Never ride in a cab with a stranger.
Accidents involving buses and coaches are common.
Several fatal boat accidents have occurred in recent years, including one in Ha Long Bay. Check that your tour operator follows current safety regulations.
When traveling by train, keep your ticket stub because it is required to exit the station. Passengers without a boarding pass stub will be obligated to pay the fare again.
In coastal waters, pirate attacks and armed robberies against ships occur. Mariners should take the necessary precautions.
Information on General Safety
Travel near military facilities is prohibited in some areas of the central highlands and along the border. If you want to visit a border village, commune, or ward, you must first obtain permission from the provincial police department. For more information, contact the appropriate local authority.
Unexploded landmines continue to be a threat in some rural areas of central Vietnam.

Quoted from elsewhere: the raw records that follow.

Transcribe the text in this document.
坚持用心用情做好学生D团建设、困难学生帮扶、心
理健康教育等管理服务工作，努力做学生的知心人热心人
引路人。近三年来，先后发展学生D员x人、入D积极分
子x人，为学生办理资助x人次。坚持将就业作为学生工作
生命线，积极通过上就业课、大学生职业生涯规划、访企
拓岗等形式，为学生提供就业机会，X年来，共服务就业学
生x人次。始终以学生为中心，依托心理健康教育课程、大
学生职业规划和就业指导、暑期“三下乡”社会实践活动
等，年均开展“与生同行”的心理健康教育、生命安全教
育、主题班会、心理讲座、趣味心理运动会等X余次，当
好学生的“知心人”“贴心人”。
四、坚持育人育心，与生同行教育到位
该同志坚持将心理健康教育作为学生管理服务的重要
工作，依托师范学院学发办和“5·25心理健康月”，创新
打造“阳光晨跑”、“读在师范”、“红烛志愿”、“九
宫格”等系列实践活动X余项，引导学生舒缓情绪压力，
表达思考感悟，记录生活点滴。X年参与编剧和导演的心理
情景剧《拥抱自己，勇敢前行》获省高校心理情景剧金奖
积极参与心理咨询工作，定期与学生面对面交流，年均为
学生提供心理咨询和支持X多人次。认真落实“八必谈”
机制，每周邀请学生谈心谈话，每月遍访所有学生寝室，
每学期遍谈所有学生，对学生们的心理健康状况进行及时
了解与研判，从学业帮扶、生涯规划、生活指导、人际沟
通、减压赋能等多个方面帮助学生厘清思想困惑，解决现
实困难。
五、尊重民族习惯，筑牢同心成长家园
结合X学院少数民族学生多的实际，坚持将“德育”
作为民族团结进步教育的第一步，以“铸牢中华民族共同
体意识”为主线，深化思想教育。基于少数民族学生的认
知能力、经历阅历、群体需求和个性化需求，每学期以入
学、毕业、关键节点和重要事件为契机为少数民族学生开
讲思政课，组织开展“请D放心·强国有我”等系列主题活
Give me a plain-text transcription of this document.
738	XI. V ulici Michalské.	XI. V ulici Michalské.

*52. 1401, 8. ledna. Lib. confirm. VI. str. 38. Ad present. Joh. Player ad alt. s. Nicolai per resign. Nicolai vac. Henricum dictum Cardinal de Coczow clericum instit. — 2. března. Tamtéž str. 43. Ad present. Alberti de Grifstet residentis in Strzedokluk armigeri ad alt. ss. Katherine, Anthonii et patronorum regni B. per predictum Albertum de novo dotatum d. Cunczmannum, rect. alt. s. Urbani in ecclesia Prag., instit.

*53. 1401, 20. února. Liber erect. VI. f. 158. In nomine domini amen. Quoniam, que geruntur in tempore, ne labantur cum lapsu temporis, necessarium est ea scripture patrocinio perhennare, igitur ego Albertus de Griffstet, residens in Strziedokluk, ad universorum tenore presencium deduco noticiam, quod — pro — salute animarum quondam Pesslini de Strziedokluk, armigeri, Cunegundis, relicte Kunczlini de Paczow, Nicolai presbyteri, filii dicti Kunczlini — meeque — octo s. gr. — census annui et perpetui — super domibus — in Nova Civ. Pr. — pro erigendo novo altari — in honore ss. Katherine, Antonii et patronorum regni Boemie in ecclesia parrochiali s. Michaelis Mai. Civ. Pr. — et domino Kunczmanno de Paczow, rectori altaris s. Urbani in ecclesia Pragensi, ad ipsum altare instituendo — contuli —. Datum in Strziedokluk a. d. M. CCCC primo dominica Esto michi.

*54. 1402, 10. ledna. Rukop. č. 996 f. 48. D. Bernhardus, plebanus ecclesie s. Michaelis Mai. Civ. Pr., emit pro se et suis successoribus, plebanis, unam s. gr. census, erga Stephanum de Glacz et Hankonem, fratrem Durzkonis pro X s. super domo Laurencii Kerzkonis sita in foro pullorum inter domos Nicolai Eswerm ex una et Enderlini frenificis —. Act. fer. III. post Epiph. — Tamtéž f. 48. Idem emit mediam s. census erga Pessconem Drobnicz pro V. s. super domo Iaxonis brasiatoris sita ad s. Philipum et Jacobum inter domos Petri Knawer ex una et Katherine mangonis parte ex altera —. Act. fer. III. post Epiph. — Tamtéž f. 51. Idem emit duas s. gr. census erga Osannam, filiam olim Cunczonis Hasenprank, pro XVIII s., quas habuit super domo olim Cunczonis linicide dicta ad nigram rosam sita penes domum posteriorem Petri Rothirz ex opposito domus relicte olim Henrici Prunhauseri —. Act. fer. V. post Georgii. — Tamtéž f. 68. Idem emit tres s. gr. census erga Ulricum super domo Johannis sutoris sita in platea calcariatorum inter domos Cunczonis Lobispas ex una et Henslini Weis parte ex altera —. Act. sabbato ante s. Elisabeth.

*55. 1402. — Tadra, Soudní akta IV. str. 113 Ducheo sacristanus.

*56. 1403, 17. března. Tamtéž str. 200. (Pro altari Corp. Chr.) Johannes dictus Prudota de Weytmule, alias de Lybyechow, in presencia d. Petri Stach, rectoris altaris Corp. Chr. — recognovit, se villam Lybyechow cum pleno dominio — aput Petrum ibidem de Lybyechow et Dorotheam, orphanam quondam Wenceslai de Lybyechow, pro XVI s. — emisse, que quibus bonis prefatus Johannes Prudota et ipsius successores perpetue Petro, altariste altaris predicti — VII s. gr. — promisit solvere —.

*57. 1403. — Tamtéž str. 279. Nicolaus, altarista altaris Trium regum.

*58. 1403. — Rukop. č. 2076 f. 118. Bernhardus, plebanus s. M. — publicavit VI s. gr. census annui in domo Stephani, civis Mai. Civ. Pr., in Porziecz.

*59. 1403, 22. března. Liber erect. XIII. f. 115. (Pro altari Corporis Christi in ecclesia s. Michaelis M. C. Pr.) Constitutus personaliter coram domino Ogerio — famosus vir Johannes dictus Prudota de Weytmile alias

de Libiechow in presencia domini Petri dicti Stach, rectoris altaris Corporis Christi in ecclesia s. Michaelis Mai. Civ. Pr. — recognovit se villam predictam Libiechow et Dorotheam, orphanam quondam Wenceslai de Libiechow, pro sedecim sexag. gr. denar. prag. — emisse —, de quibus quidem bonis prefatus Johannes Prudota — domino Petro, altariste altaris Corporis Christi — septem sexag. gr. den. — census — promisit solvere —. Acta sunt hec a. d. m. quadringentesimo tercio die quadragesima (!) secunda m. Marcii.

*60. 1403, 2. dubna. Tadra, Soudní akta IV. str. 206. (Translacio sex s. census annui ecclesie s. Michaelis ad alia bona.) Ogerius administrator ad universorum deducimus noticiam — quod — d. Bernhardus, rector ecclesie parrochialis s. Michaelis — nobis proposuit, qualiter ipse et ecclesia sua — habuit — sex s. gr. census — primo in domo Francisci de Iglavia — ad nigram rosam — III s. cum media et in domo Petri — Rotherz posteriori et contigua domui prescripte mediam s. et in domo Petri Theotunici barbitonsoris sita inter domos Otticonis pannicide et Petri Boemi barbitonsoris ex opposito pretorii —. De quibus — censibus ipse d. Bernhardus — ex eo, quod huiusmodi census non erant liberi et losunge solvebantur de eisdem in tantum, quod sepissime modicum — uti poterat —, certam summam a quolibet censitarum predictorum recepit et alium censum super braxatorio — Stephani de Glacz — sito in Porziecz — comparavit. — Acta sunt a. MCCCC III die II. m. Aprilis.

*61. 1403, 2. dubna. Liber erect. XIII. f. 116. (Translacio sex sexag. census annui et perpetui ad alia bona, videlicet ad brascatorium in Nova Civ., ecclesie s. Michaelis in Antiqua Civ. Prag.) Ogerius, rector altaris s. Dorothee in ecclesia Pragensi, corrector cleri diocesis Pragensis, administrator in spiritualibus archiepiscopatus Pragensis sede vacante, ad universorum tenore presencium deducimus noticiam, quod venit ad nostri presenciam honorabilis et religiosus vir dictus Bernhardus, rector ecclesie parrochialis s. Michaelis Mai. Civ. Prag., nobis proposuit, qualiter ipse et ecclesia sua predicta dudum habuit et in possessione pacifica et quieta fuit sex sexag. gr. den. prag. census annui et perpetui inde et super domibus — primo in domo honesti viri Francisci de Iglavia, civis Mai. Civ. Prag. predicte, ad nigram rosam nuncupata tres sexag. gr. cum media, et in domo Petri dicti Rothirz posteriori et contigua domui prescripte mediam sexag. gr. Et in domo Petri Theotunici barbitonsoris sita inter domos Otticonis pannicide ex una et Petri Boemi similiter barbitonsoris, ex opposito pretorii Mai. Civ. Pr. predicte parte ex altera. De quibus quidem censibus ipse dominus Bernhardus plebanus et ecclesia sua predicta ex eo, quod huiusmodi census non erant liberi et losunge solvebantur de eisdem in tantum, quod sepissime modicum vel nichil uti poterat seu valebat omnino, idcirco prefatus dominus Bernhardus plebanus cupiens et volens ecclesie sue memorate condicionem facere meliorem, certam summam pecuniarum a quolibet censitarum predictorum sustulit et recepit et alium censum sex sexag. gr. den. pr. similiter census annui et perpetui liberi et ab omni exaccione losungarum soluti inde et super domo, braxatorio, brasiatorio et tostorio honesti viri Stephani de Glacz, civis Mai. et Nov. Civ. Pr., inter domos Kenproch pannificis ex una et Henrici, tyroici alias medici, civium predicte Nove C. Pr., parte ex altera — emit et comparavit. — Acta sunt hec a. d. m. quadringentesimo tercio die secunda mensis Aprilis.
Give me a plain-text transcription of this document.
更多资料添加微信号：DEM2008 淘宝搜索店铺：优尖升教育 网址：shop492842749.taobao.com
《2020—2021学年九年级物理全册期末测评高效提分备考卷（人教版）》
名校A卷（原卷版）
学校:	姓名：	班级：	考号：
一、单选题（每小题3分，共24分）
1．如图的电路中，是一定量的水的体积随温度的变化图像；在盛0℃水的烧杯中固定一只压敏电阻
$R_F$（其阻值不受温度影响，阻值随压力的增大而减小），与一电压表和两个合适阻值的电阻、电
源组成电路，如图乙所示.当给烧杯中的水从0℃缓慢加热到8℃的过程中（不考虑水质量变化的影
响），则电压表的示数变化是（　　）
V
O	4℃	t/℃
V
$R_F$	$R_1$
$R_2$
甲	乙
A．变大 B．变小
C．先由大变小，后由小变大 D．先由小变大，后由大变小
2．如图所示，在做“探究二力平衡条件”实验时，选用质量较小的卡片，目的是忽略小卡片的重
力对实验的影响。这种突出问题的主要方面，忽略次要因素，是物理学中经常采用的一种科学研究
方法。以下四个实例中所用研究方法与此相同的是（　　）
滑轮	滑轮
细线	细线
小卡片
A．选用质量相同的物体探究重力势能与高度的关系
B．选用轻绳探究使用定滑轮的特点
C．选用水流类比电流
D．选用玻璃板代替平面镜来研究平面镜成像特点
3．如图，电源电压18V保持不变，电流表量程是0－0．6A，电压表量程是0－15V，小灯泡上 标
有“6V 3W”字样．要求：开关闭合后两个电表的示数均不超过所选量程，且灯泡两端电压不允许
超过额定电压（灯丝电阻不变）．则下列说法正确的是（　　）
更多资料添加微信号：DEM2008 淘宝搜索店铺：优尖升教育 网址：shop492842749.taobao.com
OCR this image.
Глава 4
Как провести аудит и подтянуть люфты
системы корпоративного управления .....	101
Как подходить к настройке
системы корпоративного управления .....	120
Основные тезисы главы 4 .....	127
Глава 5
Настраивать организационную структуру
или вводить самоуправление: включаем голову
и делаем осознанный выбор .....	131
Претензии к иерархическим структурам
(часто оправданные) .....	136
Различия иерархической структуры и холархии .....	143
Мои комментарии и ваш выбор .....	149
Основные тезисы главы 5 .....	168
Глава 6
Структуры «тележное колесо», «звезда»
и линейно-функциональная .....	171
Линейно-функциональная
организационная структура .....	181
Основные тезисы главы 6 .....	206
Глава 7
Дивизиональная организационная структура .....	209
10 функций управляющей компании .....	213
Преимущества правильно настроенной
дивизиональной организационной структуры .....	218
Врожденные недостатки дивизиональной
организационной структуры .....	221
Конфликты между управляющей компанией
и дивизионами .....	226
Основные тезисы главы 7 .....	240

Don’t ever leave unattended food or drink in the care of strangers. Accepting snacks, beverages, gum, or cigarettes from new acquaintances should be avoided because they may contain drugs that put you at risk of sexual assault and robbery.
Do not buy liquor from street vendors because the quality cannot be guaranteed.
Hotel rooms and electronic communications could be tapped.
Your passport must be registered with local authorities by hotel staff. The staff may insist on keeping your passport until your departure, but they have no legal right to do so. Once your passport has been registered, you may request its return.